Difícil para Miranda não rir de um garoto desse.

— O que eu quero saber, Tony, é o que isso tem a ver com o resto da história. O que essa pessoa teve a ver com o seu sequestro?

— Hm, essa parte é mais complicada… porque o Travor tem esse amigo, o tal do parceiro dele. Vince o nome, se eu não me engano. Ele era calado, não se envolvia nas nossas conversas. Na verdade, ele nem parecia gostar que eu estava ali.

Os três haviam se conhecido há poucas horas, mas haviam dois fatos que Miranda poderia atestar serem verdade com toda a confiança do mundo: Tony era extremamente prolixo e Cora era extremamente cautelosa. Desde que começara a contar sua história, Tony já havia descrito sua família (morava com um pai homofóbico e tinha duas irmãs), falado sobre todos os amigos do colégio e sobre seu cachorro de estimação chamado Zeus, e só agora começava a entrar da parte em que se metera nessa confusão toda.

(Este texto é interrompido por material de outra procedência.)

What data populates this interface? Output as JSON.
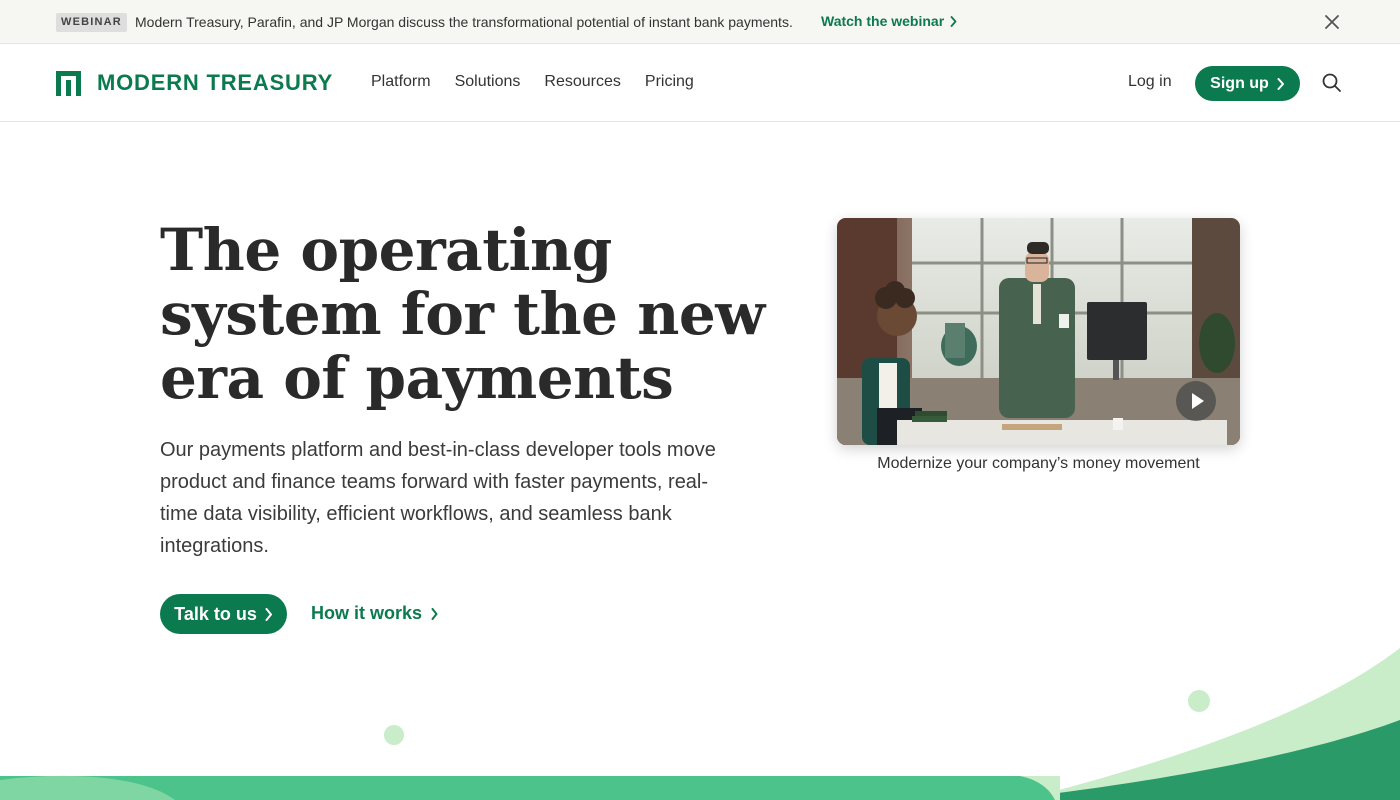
{
  "banner": {
    "tag": "WEBINAR",
    "text": "Modern Treasury, Parafin, and JP Morgan discuss the transformational potential of instant bank payments.",
    "link": "Watch the webinar",
    "close_icon": "close-icon"
  },
  "nav": {
    "brand": "MODERN TREASURY",
    "links": [
      "Platform",
      "Solutions",
      "Resources",
      "Pricing"
    ],
    "login": "Log in",
    "signup": "Sign up",
    "search_icon": "search-icon"
  },
  "hero": {
    "title": "The operating system for the new era of payments",
    "subtitle": "Our payments platform and best-in-class developer tools move product and finance teams forward with faster payments, real-time data visibility, efficient workflows, and seamless bank integrations.",
    "primary_cta": "Talk to us",
    "secondary_cta": "How it works"
  },
  "video": {
    "caption": "Modernize your company’s money movement",
    "play_icon": "play-icon"
  },
  "colors": {
    "brand_green": "#0b7a4e",
    "light_green": "#c9ecc9",
    "mid_green": "#4cc38a",
    "banner_bg": "#f6f6f3"
  }
}
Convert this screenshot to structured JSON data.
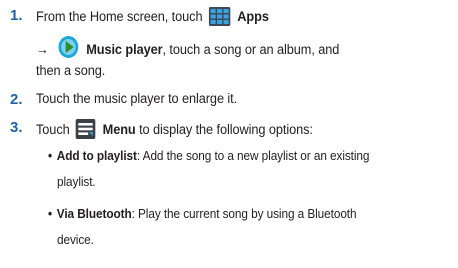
{
  "steps": [
    {
      "number": "1.",
      "line1_prefix": "From the Home screen, touch",
      "apps_icon": "apps-grid-icon",
      "apps_label": "Apps",
      "arrow": "→",
      "music_icon": "music-player-icon",
      "music_label": "Music player",
      "line2_suffix": ", touch a song or an album, and",
      "line3": "then a song."
    },
    {
      "number": "2.",
      "text": "Touch the music player to enlarge it."
    },
    {
      "number": "3.",
      "prefix": "Touch",
      "menu_icon": "menu-icon",
      "menu_label": "Menu",
      "suffix": " to display the following options:"
    }
  ],
  "options": [
    {
      "bullet": "•",
      "name": "Add to playlist",
      "desc_line1": ": Add the song to a new playlist or an existing",
      "desc_line2": "playlist."
    },
    {
      "bullet": "•",
      "name": "Via Bluetooth",
      "desc_line1": ": Play the current song by using a Bluetooth",
      "desc_line2": "device."
    }
  ],
  "colors": {
    "step_number": "#1f63a8",
    "text": "#231f20",
    "apps_icon_bg": "#3a4a5a",
    "apps_icon_cells": "#3aa3e0",
    "music_icon_ring": "#1aa6d8",
    "menu_icon_bg": "#3a4048"
  }
}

Enquanto isso, Cora se focou apenas em dirigir e se limitava a fazer um ou outro comentário.

— E, olhando pra trás, eu acho que devia ter levado o jeito dele mais à sério, como um aviso. – O tom de voz dele havia mudado, como se pensar no assunto estivesse forçando sobriedade nele. — Eu e o Trav conversamos horrores sobre várias coisas, ele realmente sabe muito, mas tem algumas coisas que eu queria que ele não tivesse me dito.

Miranda trocou um olhar discreto com Cora.

— Então, foi o Vince que te sequestrou. – Cora afirmou. – Porque você sabia demais.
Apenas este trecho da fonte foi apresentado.